Par Mazhun Idris
Ngũgĩ wa Thiong'o, auteur kényan, académicien et arbitre de la pensée postcoloniale, appartient à une rare niche d'orfèvres acclamés à s'être forgé une réputation en écrivant en anglais, avant de laisser tomber la langue pour embrasser ses racines, en quelque sorte.
Lors d'une conférence organisée en 2017 par l'université de Witwatersrand à Johannesburg, Thiong'o a déclaré à l'auditoire : « Choyez les langues européennes, paupérisez les langues africaines. »
Lui qui écrit désormais presque exclusivement dans sa langue maternelle, le kikuyu, Thiong'o admet « rendre cool et intelligent le fait de connaître une langue africaine ».
L'idée, dit-il, est de faire en sorte que l'Afrique « utilise l'anglais au lieu que l'anglais nous utilise », bien qu'il ne préconise pas l'abandon total des langues coloniales par les écrivains africains.
Mashudu Ravele, une jeune auteure du district de Vhembe, dans la province de Limpopo, au nord-est de l'Afrique du Sud, fait partie de ceux qui exercent leur métier à la manière de Thiong'o.
Cette jeune femme de 22 ans écrit et publie en tshivenda, également connu sous le nom de venda ou luvenda, qui compte parmi la douzaine de langues officielles de l'Afrique du Sud.
« Tout ce que je fais, c'est contribuer à préserver le tshivenda et à laisser un héritage à la génération future », explique Mashudu, auteur de deux livres, à TRT Afrika.
« Beaucoup d'écrivains africains sont passés à l'anglais. J'ai choisi d'écrire en tshivenda parce que je ne veux pas que notre langue disparaisse », dit-elle.
Commencer jeune
Mashudu, qui est née et a grandi dans le township de Mbilwi Sibasa, est titulaire d'un diplôme de journalisme et est actuellement étudiante en deuxième année de sciences de la communication à l'université d'Afrique du Sud.
Elle a publié deux ouvrages : une compilation de poèmes intitulée Tshisima Tsha Dora (Stream to My Thirst, 2020) et le roman Ndi Vhudza Nnyi (Who Do I Tell, 2022), qui a reçu une nomination pour le « Meilleur livre Tshivenda » lors de la cérémonie des Book Behind Awards en Afrique du Sud.
Mashudu a commencé à écrire alors qu'elle était encore à l'école primaire. Elle a représenté son établissement dans divers concours et a été récompensée pour son talent.
« Au lycée, j'écrivais des nouvelles, mais je n'envisageais pas de les publier. Peu à peu, j'ai commencé à envisager la publication, et à 18 ans, j'ai publié Tshisima Tsha Dora pour lancer mon voyage en tant qu'auteur », confie-t-elle à TRT Afrika.

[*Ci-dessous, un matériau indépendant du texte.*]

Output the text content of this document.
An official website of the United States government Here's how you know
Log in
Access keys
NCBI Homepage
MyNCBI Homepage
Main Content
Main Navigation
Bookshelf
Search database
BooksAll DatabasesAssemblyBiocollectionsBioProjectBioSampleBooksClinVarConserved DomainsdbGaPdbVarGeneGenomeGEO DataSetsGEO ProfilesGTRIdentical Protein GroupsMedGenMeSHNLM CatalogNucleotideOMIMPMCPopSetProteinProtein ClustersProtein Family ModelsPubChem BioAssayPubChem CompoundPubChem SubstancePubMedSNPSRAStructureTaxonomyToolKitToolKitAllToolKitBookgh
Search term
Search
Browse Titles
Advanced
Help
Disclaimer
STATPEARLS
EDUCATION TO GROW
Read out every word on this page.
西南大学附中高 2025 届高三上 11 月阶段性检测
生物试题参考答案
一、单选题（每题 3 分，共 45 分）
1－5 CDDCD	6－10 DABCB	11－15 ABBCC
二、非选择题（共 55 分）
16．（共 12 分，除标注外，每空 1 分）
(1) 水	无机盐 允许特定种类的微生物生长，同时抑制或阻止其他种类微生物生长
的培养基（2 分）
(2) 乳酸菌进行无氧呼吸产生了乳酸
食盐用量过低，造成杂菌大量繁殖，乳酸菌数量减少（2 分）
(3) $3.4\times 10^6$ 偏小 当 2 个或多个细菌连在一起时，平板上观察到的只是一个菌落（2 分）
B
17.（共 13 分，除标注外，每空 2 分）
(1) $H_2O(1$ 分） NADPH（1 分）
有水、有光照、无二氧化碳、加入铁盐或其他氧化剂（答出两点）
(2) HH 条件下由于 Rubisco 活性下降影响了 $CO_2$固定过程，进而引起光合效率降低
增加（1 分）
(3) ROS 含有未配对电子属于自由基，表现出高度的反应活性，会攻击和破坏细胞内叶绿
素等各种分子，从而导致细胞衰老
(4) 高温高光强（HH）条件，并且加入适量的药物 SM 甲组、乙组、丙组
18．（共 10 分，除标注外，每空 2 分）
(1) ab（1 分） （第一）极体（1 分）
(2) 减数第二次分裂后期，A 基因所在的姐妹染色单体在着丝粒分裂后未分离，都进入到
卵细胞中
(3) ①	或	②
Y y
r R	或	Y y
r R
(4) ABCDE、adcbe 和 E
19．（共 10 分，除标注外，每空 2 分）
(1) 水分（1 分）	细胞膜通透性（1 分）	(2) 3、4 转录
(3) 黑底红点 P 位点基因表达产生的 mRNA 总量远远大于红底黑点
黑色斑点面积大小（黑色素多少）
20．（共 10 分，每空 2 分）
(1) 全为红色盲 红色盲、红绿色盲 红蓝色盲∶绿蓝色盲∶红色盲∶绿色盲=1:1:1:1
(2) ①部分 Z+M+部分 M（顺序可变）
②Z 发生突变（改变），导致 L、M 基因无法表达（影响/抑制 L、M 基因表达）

Poussée par son amour pour le Tshivenda, Mashudu s'identifie fièrement comme une auteure indigène. Sa passion pour la langue indigène alimente son talent de conteuse, inspirant son parcours de jeune auteure cherchant à se créer une niche.
Les œuvres de Mashudu ont été incluses par le ministère sud-africain de l'éducation dans sa liste officielle de lectures en langue vernaculaire. Les deux livres sont également exposés dans neuf bibliothèques du Rosebank College dans le pays.
Une mission plus large
Le tshivenda compte moins d'un million de locuteurs répartis entre l'Afrique du Sud, le Mozambique et le Zimbabwe.
Mashudu s'inquiète du fait que la langue soit « reléguée » dans l'ordre des préférences, même parmi les locuteurs natifs, dont la plupart optent pour l'anglais comme premier choix, en particulier lorsqu'ils écrivent.
« Bien que les origines de la langue se situent au Zimbabwe voisin, les locuteurs indigènes du tshivenda sont concentrés dans les parties septentrionales de la province de Limpopo, ainsi que dans des poches allant de Pretoria à Johannesburg », souligne-t-elle.
En utilisant la narration comme terrain dialectique, Mashudu promeut le tshivenda de manière à enrichir le vocabulaire des jeunes lecteurs.
Elle pense que les défis de la vie d'un auteur valent la peine d'être relevés par la mission qu'il choisit de poursuivre.
« Mon objectif est de voir les Africains adopter leur langue maternelle pour écrire, lire et développer des idées, dans l'intérêt des générations futures. Tout le monde ne doit pas être à fond dans l'anglais », conclut Mashudu.